OpenAI ships GPT‑5.4 Mini/Nano
OpenAI released GPT‑5.4 Mini and Nano as lighter, lower‑latency fallbacks to GPT‑5.4 ‘Thinking’ and made them available to ChatGPT Plus/Pro and enterprise customers for high‑availability deployments. The release comes with a prompting playbook aimed at designers to reduce generic outputs and improve frontend UX for production apps. (help.openai.com)

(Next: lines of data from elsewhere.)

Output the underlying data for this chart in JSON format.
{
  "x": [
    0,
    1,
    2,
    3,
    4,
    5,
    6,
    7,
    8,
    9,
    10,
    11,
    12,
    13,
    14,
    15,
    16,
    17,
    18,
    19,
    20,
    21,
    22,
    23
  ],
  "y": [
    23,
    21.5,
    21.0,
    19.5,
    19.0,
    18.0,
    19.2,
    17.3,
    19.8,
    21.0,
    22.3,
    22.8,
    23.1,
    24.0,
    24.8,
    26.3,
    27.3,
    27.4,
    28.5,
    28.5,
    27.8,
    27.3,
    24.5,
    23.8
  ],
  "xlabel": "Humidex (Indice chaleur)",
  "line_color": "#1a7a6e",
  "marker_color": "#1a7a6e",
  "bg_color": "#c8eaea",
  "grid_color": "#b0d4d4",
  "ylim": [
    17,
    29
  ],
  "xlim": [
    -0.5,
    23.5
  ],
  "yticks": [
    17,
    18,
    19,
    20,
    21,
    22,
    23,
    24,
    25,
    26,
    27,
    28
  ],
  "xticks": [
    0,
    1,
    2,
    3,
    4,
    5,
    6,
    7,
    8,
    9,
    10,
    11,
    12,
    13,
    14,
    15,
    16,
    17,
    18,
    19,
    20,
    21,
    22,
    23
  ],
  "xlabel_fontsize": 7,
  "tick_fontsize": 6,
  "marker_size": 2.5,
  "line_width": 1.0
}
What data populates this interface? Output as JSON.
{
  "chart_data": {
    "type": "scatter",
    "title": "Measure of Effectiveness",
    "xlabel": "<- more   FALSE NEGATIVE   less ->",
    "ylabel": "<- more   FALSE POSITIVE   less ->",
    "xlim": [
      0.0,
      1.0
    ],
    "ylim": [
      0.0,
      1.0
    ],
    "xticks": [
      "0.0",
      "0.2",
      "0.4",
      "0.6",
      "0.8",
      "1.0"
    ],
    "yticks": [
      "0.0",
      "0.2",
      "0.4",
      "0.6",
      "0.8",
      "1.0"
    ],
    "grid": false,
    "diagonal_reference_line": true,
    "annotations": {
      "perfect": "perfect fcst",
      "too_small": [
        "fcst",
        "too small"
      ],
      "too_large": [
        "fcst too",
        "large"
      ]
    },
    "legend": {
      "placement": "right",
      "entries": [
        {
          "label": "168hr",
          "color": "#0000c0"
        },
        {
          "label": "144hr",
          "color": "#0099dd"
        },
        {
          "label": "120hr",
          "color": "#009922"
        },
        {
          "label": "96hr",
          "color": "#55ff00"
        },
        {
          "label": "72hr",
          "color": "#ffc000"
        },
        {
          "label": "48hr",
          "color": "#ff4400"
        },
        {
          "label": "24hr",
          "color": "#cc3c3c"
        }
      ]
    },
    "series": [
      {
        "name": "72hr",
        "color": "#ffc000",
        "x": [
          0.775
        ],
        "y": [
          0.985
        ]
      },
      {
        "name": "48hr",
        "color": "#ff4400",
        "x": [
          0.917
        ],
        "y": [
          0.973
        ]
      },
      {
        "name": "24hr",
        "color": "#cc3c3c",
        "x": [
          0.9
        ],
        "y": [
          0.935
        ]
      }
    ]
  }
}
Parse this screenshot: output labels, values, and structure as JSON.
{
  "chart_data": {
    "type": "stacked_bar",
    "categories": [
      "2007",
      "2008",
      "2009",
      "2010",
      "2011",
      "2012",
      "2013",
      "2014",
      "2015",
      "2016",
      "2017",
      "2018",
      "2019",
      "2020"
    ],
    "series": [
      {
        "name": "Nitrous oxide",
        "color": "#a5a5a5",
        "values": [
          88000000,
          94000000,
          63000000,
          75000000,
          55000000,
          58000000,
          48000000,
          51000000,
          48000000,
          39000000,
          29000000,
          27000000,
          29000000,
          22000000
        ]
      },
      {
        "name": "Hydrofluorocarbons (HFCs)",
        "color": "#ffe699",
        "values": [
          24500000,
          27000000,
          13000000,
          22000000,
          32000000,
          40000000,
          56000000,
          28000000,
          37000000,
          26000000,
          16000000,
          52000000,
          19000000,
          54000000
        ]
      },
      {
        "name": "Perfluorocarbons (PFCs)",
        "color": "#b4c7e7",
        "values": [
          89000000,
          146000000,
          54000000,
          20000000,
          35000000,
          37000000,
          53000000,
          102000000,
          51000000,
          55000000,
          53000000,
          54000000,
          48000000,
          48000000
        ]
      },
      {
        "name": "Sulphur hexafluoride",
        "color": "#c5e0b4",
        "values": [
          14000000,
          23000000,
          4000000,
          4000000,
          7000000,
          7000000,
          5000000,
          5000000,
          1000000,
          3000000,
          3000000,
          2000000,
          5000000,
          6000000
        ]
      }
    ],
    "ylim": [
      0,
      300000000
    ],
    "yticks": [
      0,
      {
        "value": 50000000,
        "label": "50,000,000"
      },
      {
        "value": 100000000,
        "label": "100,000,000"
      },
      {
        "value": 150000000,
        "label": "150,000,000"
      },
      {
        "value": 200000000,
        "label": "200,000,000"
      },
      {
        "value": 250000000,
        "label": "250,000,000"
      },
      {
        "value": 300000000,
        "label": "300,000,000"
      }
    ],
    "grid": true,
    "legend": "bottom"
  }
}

GPT‑5.4 mini is listed at $0.75 per 1M input tokens and $4.50 per 1M output tokens with cached input billed at $0.075 per 1M, and it exposes a 400,000‑token context window and 128,000 max output tokens. (developers.openai.com). GPT‑5.4 nano is priced at $0.20 per 1M input tokens and $1.25 per 1M output tokens with cached input at $0.02, and shares the 400,000‑token context window while targeting ultra‑high throughput short‑turn tasks. (developers.openai.com). OpenAI’s release notes state GPT‑5.4 mini is rolling into ChatGPT via the “Thinking” menu for Free and Go users and will act as an automatic rate‑limit fallback for paid tiers, with enterprises able to opt into auto‑routing; GPT‑5 Thinking mini will be retired from the model picker in 30 days. (help.openai.com). Capability differences are explicit in the model docs: GPT‑5.4 mini supports native computer‑use tools, web and file search, function calling and skills, whereas GPT‑5.4 nano is tuned for classification, extraction, ranking and explicitly does not support the computer‑use tool or tool search. (developers.openai.com). Developers can control internal compute vs. latency with the reasoning.effort parameter and a verbosity knob in the Responses API, and OpenAI’s reasoning guide shows examples for passing reasoning.effort to trade thinking depth for speed. (developers.openai.com; developers.openai.com/guides/reasoning). OpenAI’s prompting playbook for frontend designers recommends concrete inputs — define a design system (colors, typography), supply mood boards or visual references, and structure page generation as a narrative — plus migration patterns like completeness checks, verification loops, and tool persistence to reduce generic outputs. (the‑decoder.com; developers.openai.com/guides/prompt‑guidance).